Wir halten uns links der Bummelzugstrecke Frankfurt – Limburg und gehen hinauf auf die Hohe Straße. Ein aufgestelltes Schild informiert über diese alte Handelsstraße, die bis zum Ende des 18. Jahrhunderts eine der Hauptverkehrsadern Europas gewesen sein muss und von Konstantinopel über Ungarn, Böhmen, Nürnberg nach Frankfurt und weiter nach Limburg, Köln und Flandern geführt haben soll. Was für eine Entfernung!

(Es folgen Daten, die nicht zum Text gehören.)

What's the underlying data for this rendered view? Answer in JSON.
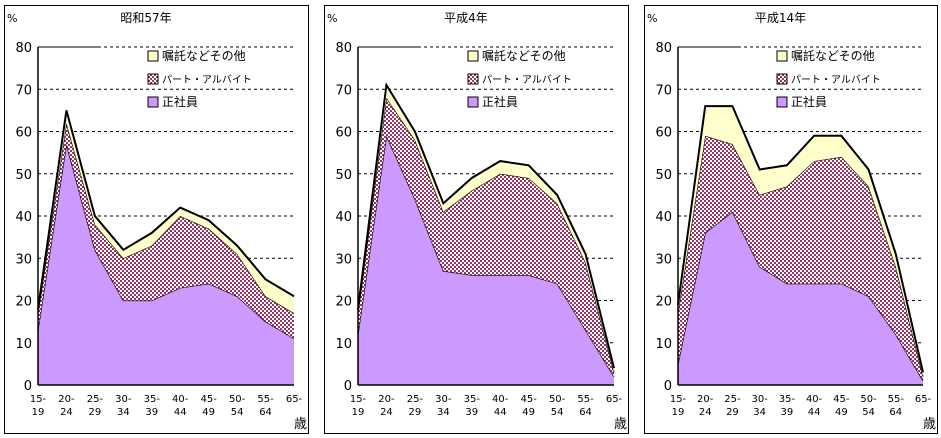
{
  "chart_data": [
    {
      "type": "area",
      "stacked": true,
      "title": "昭和57年",
      "ylabel": "%",
      "xlabel": "歳",
      "ylim": [
        0,
        80
      ],
      "yticks": [
        0,
        10,
        20,
        30,
        40,
        50,
        60,
        70,
        80
      ],
      "grid": true,
      "legend_position": "top-right",
      "categories": [
        "15-19",
        "20-24",
        "25-29",
        "30-34",
        "35-39",
        "40-44",
        "45-49",
        "50-54",
        "55-64",
        "65-"
      ],
      "series": [
        {
          "name": "正社員",
          "values": [
            13,
            57,
            32,
            20,
            20,
            23,
            24,
            21,
            15,
            11
          ]
        },
        {
          "name": "パート・アルバイト",
          "values": [
            4,
            5,
            6,
            10,
            13,
            17,
            13,
            10,
            6,
            6
          ]
        },
        {
          "name": "嘱託などその他",
          "values": [
            1,
            3,
            2,
            2,
            3,
            2,
            2,
            2,
            4,
            4
          ]
        }
      ]
    },
    {
      "type": "area",
      "stacked": true,
      "title": "平成4年",
      "ylabel": "%",
      "xlabel": "歳",
      "ylim": [
        0,
        80
      ],
      "yticks": [
        0,
        10,
        20,
        30,
        40,
        50,
        60,
        70,
        80
      ],
      "grid": true,
      "legend_position": "top-right",
      "categories": [
        "15-19",
        "20-24",
        "25-29",
        "30-34",
        "35-39",
        "40-44",
        "45-49",
        "50-54",
        "55-64",
        "65-"
      ],
      "series": [
        {
          "name": "正社員",
          "values": [
            12,
            59,
            44,
            27,
            26,
            26,
            26,
            24,
            13,
            2
          ]
        },
        {
          "name": "パート・アルバイト",
          "values": [
            5,
            9,
            14,
            14,
            20,
            24,
            23,
            19,
            16,
            1
          ]
        },
        {
          "name": "嘱託などその他",
          "values": [
            1,
            3,
            2,
            2,
            3,
            3,
            3,
            2,
            2,
            1
          ]
        }
      ]
    },
    {
      "type": "area",
      "stacked": true,
      "title": "平成14年",
      "ylabel": "%",
      "xlabel": "歳",
      "ylim": [
        0,
        80
      ],
      "yticks": [
        0,
        10,
        20,
        30,
        40,
        50,
        60,
        70,
        80
      ],
      "grid": true,
      "legend_position": "top-right",
      "categories": [
        "15-19",
        "20-24",
        "25-29",
        "30-34",
        "35-39",
        "40-44",
        "45-49",
        "50-54",
        "55-64",
        "65-"
      ],
      "series": [
        {
          "name": "正社員",
          "values": [
            5,
            36,
            41,
            28,
            24,
            24,
            24,
            21,
            12,
            1
          ]
        },
        {
          "name": "パート・アルバイト",
          "values": [
            12,
            23,
            16,
            17,
            23,
            29,
            30,
            26,
            16,
            1
          ]
        },
        {
          "name": "嘱託などその他",
          "values": [
            2,
            7,
            9,
            6,
            5,
            6,
            5,
            4,
            3,
            1
          ]
        }
      ]
    }
  ],
  "colors": {
    "正社員": "#cc99ff",
    "パート・アルバイト": "#993366",
    "嘱託などその他": "#ffffcc"
  }
}
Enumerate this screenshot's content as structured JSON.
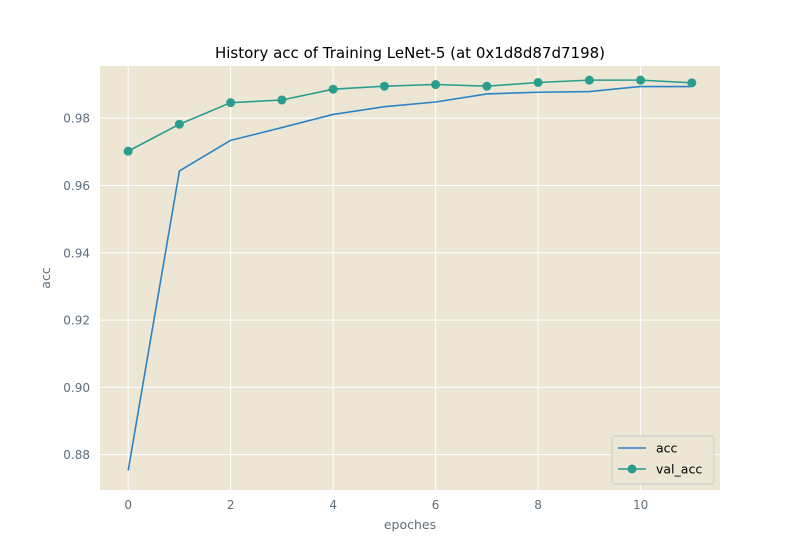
{
  "chart_data": {
    "type": "line",
    "title": "History acc of Training LeNet-5 (at 0x1d8d87d7198)",
    "xlabel": "epoches",
    "ylabel": "acc",
    "x": [
      0,
      1,
      2,
      3,
      4,
      5,
      6,
      7,
      8,
      9,
      10,
      11
    ],
    "xlim": [
      -0.55,
      11.55
    ],
    "ylim": [
      0.8695,
      0.9955
    ],
    "xticks": [
      0,
      2,
      4,
      6,
      8,
      10
    ],
    "yticks": [
      0.88,
      0.9,
      0.92,
      0.94,
      0.96,
      0.98
    ],
    "ytick_labels": [
      "0.88",
      "0.90",
      "0.92",
      "0.94",
      "0.96",
      "0.98"
    ],
    "grid": true,
    "legend_position": "lower-right",
    "background_color": "#ede6d4",
    "series": [
      {
        "name": "acc",
        "color": "#2b83c6",
        "marker": "none",
        "values": [
          0.8753,
          0.9643,
          0.9734,
          0.9772,
          0.9811,
          0.9834,
          0.9848,
          0.9872,
          0.9877,
          0.9879,
          0.9894,
          0.9894
        ]
      },
      {
        "name": "val_acc",
        "color": "#2a9d8f",
        "marker": "circle",
        "values": [
          0.9702,
          0.9782,
          0.9846,
          0.9854,
          0.9886,
          0.9895,
          0.99,
          0.9895,
          0.9906,
          0.9913,
          0.9913,
          0.9905
        ]
      }
    ]
  }
}
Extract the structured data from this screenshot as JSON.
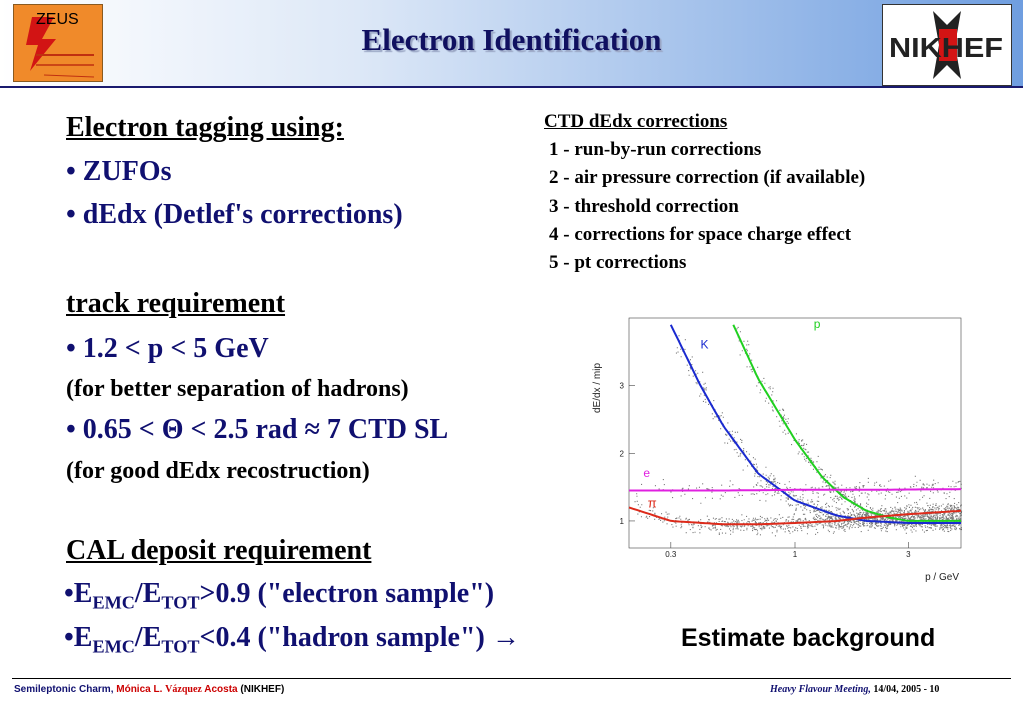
{
  "header": {
    "title": "Electron Identification",
    "left_logo_text": "ZEUS",
    "right_logo_text": "NIKHEF"
  },
  "left": {
    "heading1": "Electron tagging using:",
    "bullet_zufos": "• ZUFOs",
    "bullet_dedx": "• dEdx (Detlef's corrections)",
    "heading2": "track requirement",
    "bullet_p": "• 1.2 < p < 5 GeV",
    "note_p": "(for better separation of hadrons)",
    "bullet_theta": "• 0.65 < Θ < 2.5 rad ≈ 7 CTD SL",
    "note_theta": "(for good dEdx recostruction)",
    "heading3": "CAL deposit requirement",
    "cal1_bullet": "•E",
    "cal1_sub1": "EMC",
    "cal1_slash": "/E",
    "cal1_sub2": "TOT",
    "cal1_rest": ">0.9 (\"electron sample\")",
    "cal2_bullet": "•E",
    "cal2_sub1": "EMC",
    "cal2_slash": "/E",
    "cal2_sub2": "TOT",
    "cal2_rest": "<0.4 (\"hadron sample\") →",
    "estimate": "Estimate background"
  },
  "ctd": {
    "title": "CTD dEdx corrections",
    "items": [
      "1 - run-by-run corrections",
      "2 - air pressure correction (if available)",
      "3 - threshold correction",
      "4 - corrections for space charge effect",
      "5 - pt corrections"
    ]
  },
  "chart_data": {
    "type": "scatter",
    "xlabel": "p / GeV",
    "ylabel": "dE/dx / mip",
    "xscale": "log",
    "xlim": [
      0.2,
      5.0
    ],
    "ylim": [
      0.6,
      4.0
    ],
    "x_ticks": [
      "0.3",
      "1",
      "3"
    ],
    "y_ticks": [
      "1",
      "2",
      "3"
    ],
    "series": [
      {
        "name": "K",
        "color": "#1a2ad0",
        "x": [
          0.3,
          0.4,
          0.5,
          0.7,
          1.0,
          1.5,
          2.0,
          3.0,
          5.0
        ],
        "values": [
          3.9,
          3.0,
          2.4,
          1.7,
          1.3,
          1.08,
          1.0,
          0.97,
          0.97
        ]
      },
      {
        "name": "p",
        "color": "#20d020",
        "x": [
          0.55,
          0.7,
          1.0,
          1.3,
          1.6,
          2.0,
          2.5,
          3.0,
          5.0
        ],
        "values": [
          3.9,
          3.1,
          2.2,
          1.65,
          1.35,
          1.15,
          1.05,
          1.0,
          1.0
        ]
      },
      {
        "name": "e",
        "color": "#e020e0",
        "x": [
          0.2,
          0.5,
          1.0,
          2.0,
          5.0
        ],
        "values": [
          1.45,
          1.45,
          1.46,
          1.46,
          1.47
        ]
      },
      {
        "name": "π",
        "color": "#dd2a1a",
        "x": [
          0.2,
          0.3,
          0.5,
          0.7,
          1.0,
          1.5,
          2.0,
          3.0,
          5.0
        ],
        "values": [
          1.2,
          1.0,
          0.95,
          0.95,
          0.97,
          1.0,
          1.05,
          1.1,
          1.15
        ]
      }
    ]
  },
  "footer": {
    "left_a": "Semileptonic Charm,",
    "left_b": "Mónica L.",
    "left_c": "Vázquez",
    "left_d": "Acosta",
    "left_e": "(NIKHEF)",
    "right_a": "Heavy Flavour Meeting,",
    "right_b": "14/04, 2005 -  10"
  }
}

Das macht fast Lust, den ganzen Weg mal nachzuwandern.
Ein riesiges Kreuz ist gegenüber von Oberbrechen auf dem Berg 1955 von jungen Familien errichtet worden als Mahnmal gegen Krieg, Terror und Gewalt.
Badehaus Niederselters Aussicht von der Hohe Straße Mahnmal gegen Krieg, Terror und Gewalt A3 in Richtung Köln
In Niederbrechen gönnen wir uns ein Eis auf die Hand bei der Eismanufaktur. Das sollte man sich auf keinen Fall entgehen lassen. Mein Tipp: Bacio. Wirklich ein Gedicht! Das bisschen „Sünde“ in der Fastenzeit bereue ich nicht einen Augenblick lang.
Hinter Niederbrechen gehts wieder hinauf auf die Höhe. Komoot hat mal wieder ein dichtes Dickicht für uns. Bernd geht nach einem kurzen Versuch lieber außenrum, ich mitten durch. Wir haben ja schließlich noch einen weiten Weg vor uns. Jedem Temperament das seine.
Über Ennerich wollen wir hinunter an die Lahn, nach Dietkirchen. Bereits bei Ennerich treffen wir auf den Lahn-Camino, was bei mir regelrecht Heimatgefühle auslöst. Von Dietkirchen aus nehmen wir dann den allerkürzesten Weg, weil es auch schon wieder spät ist und wir dann doch wieder weit über zwanzig Kilometer an den Schuhen kleben haben.
Ein bisschen Dickicht ist immer. Ein letztes Päuschen Blick auf das Gewerbegebiet in Offheim Lahn-Camino Auf der Brücke nach Dietkirchen
Der kürzeste Weg führt durchs Gewerbegebiet von Offheim und von dort hinunter nach Elz. Limburg lassen wir links liegen. Nachdem ich mich erstmals zu Fuß von dort oben der Ortschaft nähere, fällt mir zum allerersten Mal seit einem Jahr auf, dass dieser Ort an einen Hügel gebaut ist. Wandern schärft eben den Blick.
Blick von Offheim nach Elz Rochuskapelle in Offheim Blick von Offheim nach Elz
Alles in allem haben wir bei dieser dreitägigen Tour viel Neues und Unbekanntest über unsere Heimat erfahren. Ich freue mich schon heute auf den Rückweg, für den wir eine andere Route planen, damit wir möglichst viel von diesem wundervollen – sonst von uns nur mit dem Auto befahrenen – Zwischenraum erfahren.